Inizialmente Amicia reagisce con costernazione all’idea di aver tolto la vita a un essere umano. Si pone una questione morale, che la ragazzina risolve ripetendosi di non aver avuto altra opzione se non quella di infliggere un colpo letale. Man mano che i capitoli si susseguono, uccidere diventa una scelta molto più leggera, e sempre meno obbligata. In un paio di occasioni, la protagonista grida al malcapitato “ben ti sta”. Più avanti sembra quasi averci preso gusto. In queste occasioni realizziamo il significato di “Innocence”: l’innocenza è ciò che Amicia e Hugo hanno perso, o sono stati costretti a perdere, quando hanno dovuto fare i conti con la realtà.
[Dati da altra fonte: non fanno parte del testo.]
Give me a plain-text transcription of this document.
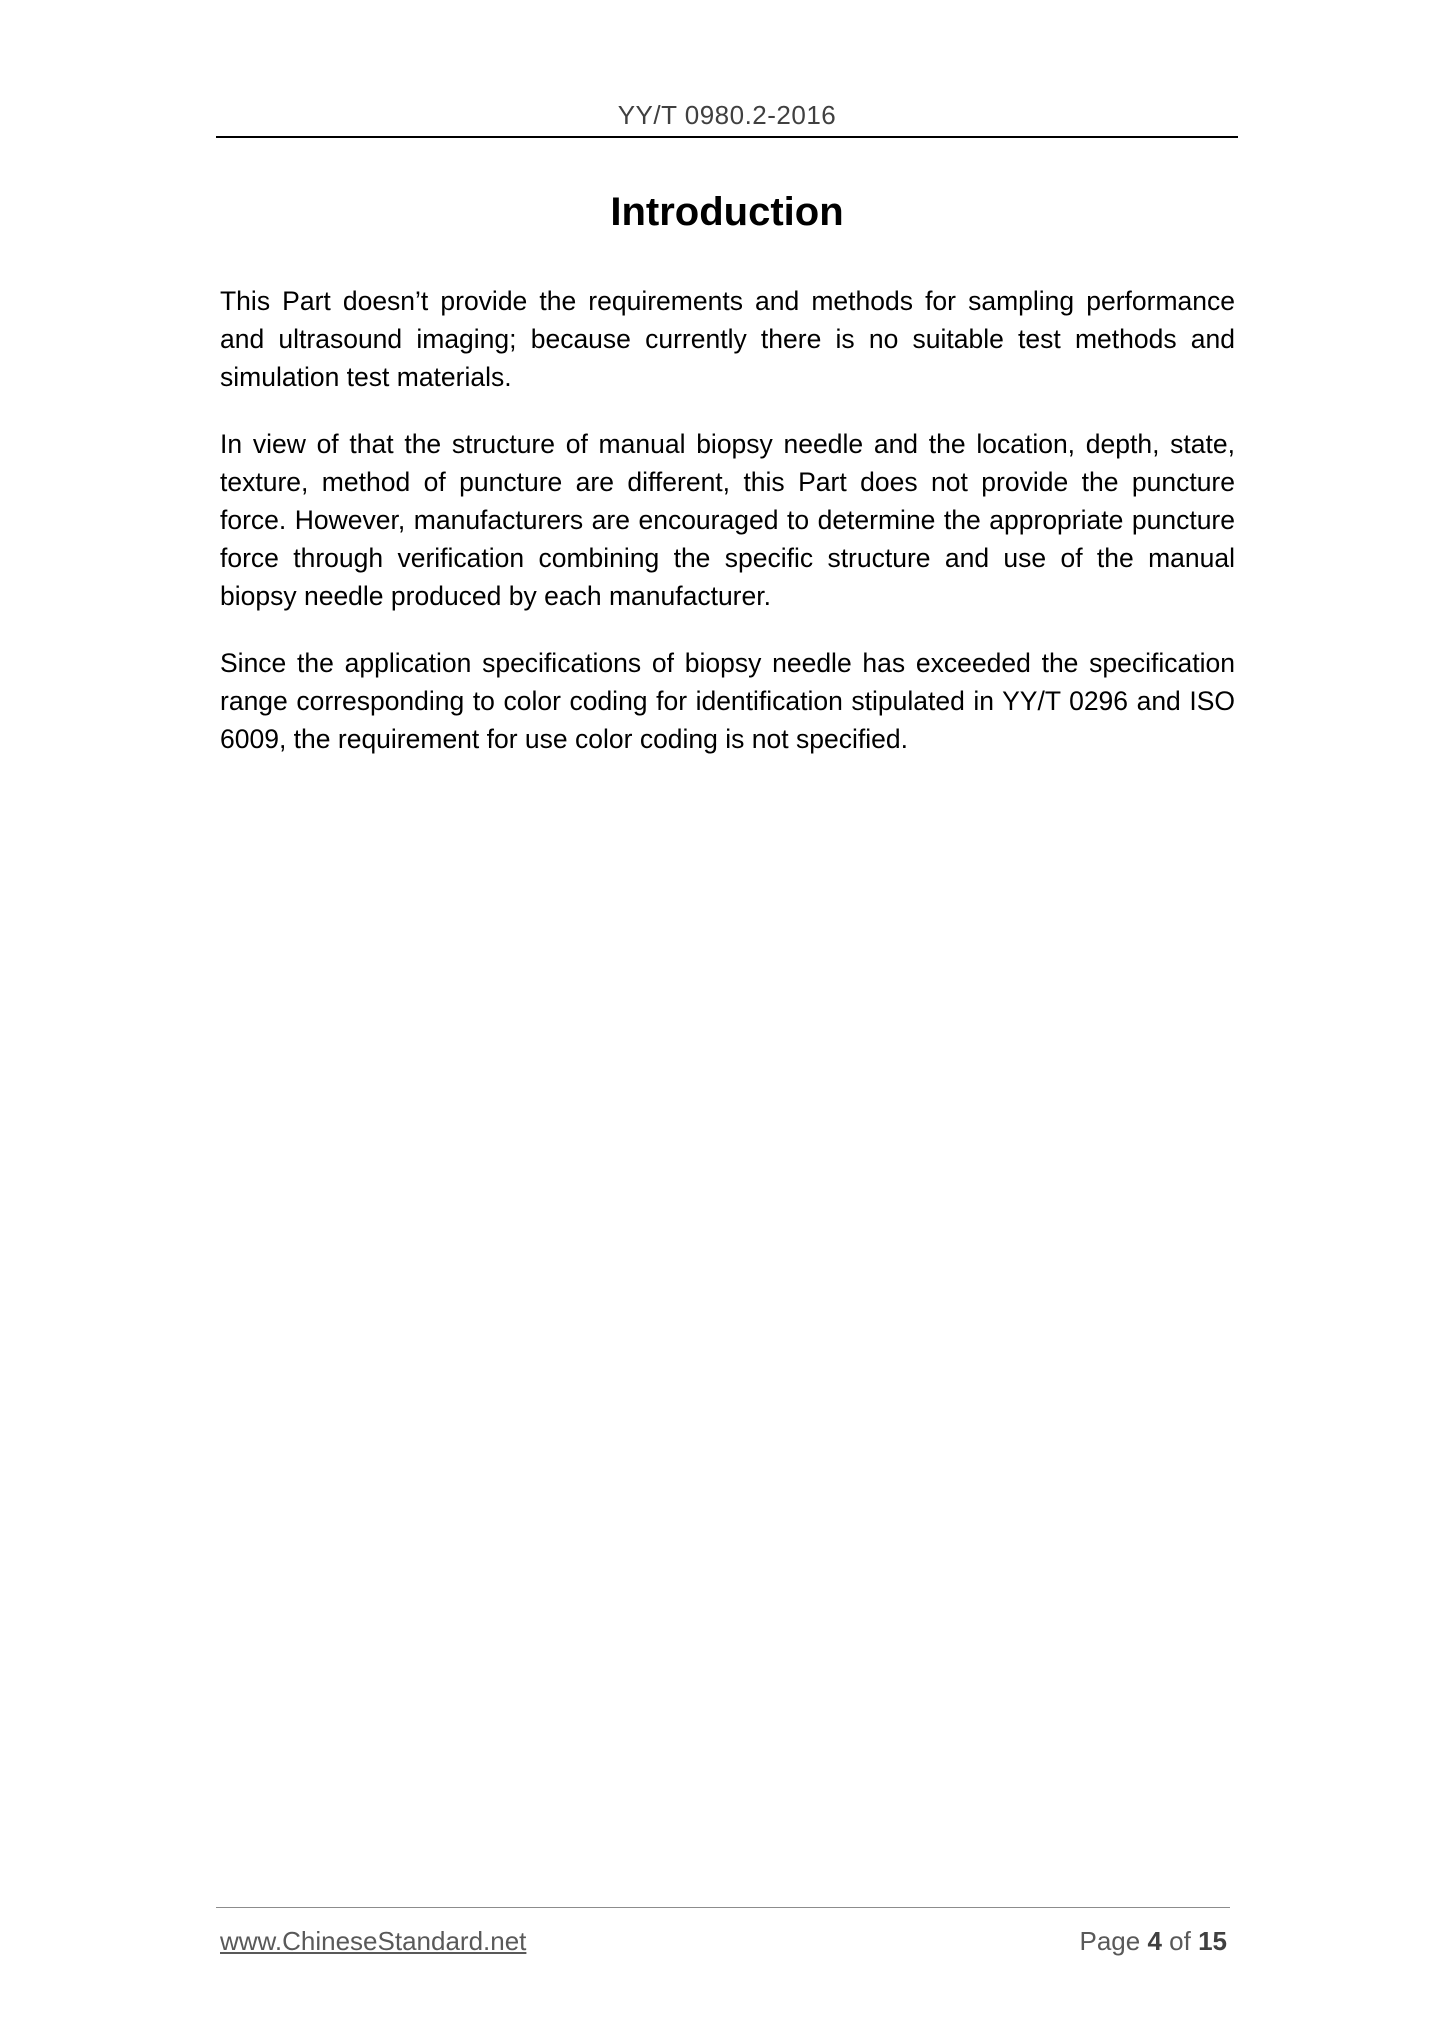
YY/T 0980.2-2016
Introduction

This Part doesn’t provide the requirements and methods for sampling performance and ultrasound imaging; because currently there is no suitable test methods and simulation test materials.

In view of that the structure of manual biopsy needle and the location, depth, state, texture, method of puncture are different, this Part does not provide the puncture force. However, manufacturers are encouraged to determine the appropriate puncture force through verification combining the specific structure and use of the manual biopsy needle produced by each manufacturer.

Since the application specifications of biopsy needle has exceeded the specification range corresponding to color coding for identification stipulated in YY/T 0296 and ISO 6009, the requirement for use color coding is not specified.

www.ChineseStandard.net	Page 4 of 15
Una volta abbandonato il castello, persi ormai i genitori, i protagonisti devono giocare secondo le regole di un mondo spietato, subendo la trasformazione di tutti gli abitanti di questo secolo abietto. È a questo punto che A Plague Tale: Innocence si rivela un racconto di formazione in cui la crescita coincide con un processo di corruzione. Se lupo mangia lupo nella Francia desolata del Trecento, Amicia e Hugo devono diventare i lupi più svegli.
Non i lupi più grossi, ma quelli più svegli. In A Plague Tale, infatti, dovremo quasi sempre evitare le prove di forza. Tenendosi mano nella mano, Amicia e Hugo sgusciano alle spalle dei soldati, si nascondono nell’erba alta o si accovacciano dietro un mobile. Amicia può contare sull’utilizzo di una fionda equipaggiabile con diversi tipi di proiettili. Alcune munizioni appiccano il fuoco, altre lo estinguono, altre ancora attirano i ratti e possono essere scagliate contro i nemici. Sembrerebbe di poter contare su diversi approcci possibili alle situazioni di gioco, ma alla prova dei fatti il gameplay di A Plague Tale risulta molto direzionato, con un ventaglio ristretto di azioni eseguibili per arrivare da un punto A a un punto B.
I primi tre quarti dell’avventura sono molto semplici, al punto di sembrare un’estensione del tutorial, mentre gli elementari enigmi non riescono a elevare un livello di sfida piuttosto basso, per di più senza difficoltà scalabile. Devo ammettere però che, mentre i nemici sembravano fare di tutto per non vedermi, sono riuscito a concentrarmi sulla splendida realizzazione delle ambientazioni e sui dialoghi, riuscendo a cogliere ogni centimetro dell’evoluzione del rapporto tra Hugo e sua sorella. A Plague Tale vale soprattutto per l’aspetto visivo e narrativo, al punto che credo sia lecito parlarne come un’esperienza cinematografica.
Forse la fatica di Asobo non vi aiuterà a dimenticare quello che sta succedendo lì fuori, ma nella serrata collettiva, un gigantesco esperimento sociale che non ha precedenti a memoria di questo trentenne, A Plague Tale risulterà abbastanza profondo e interessante da sollecitare più di una riflessione sui tempi che stiamo vivendo.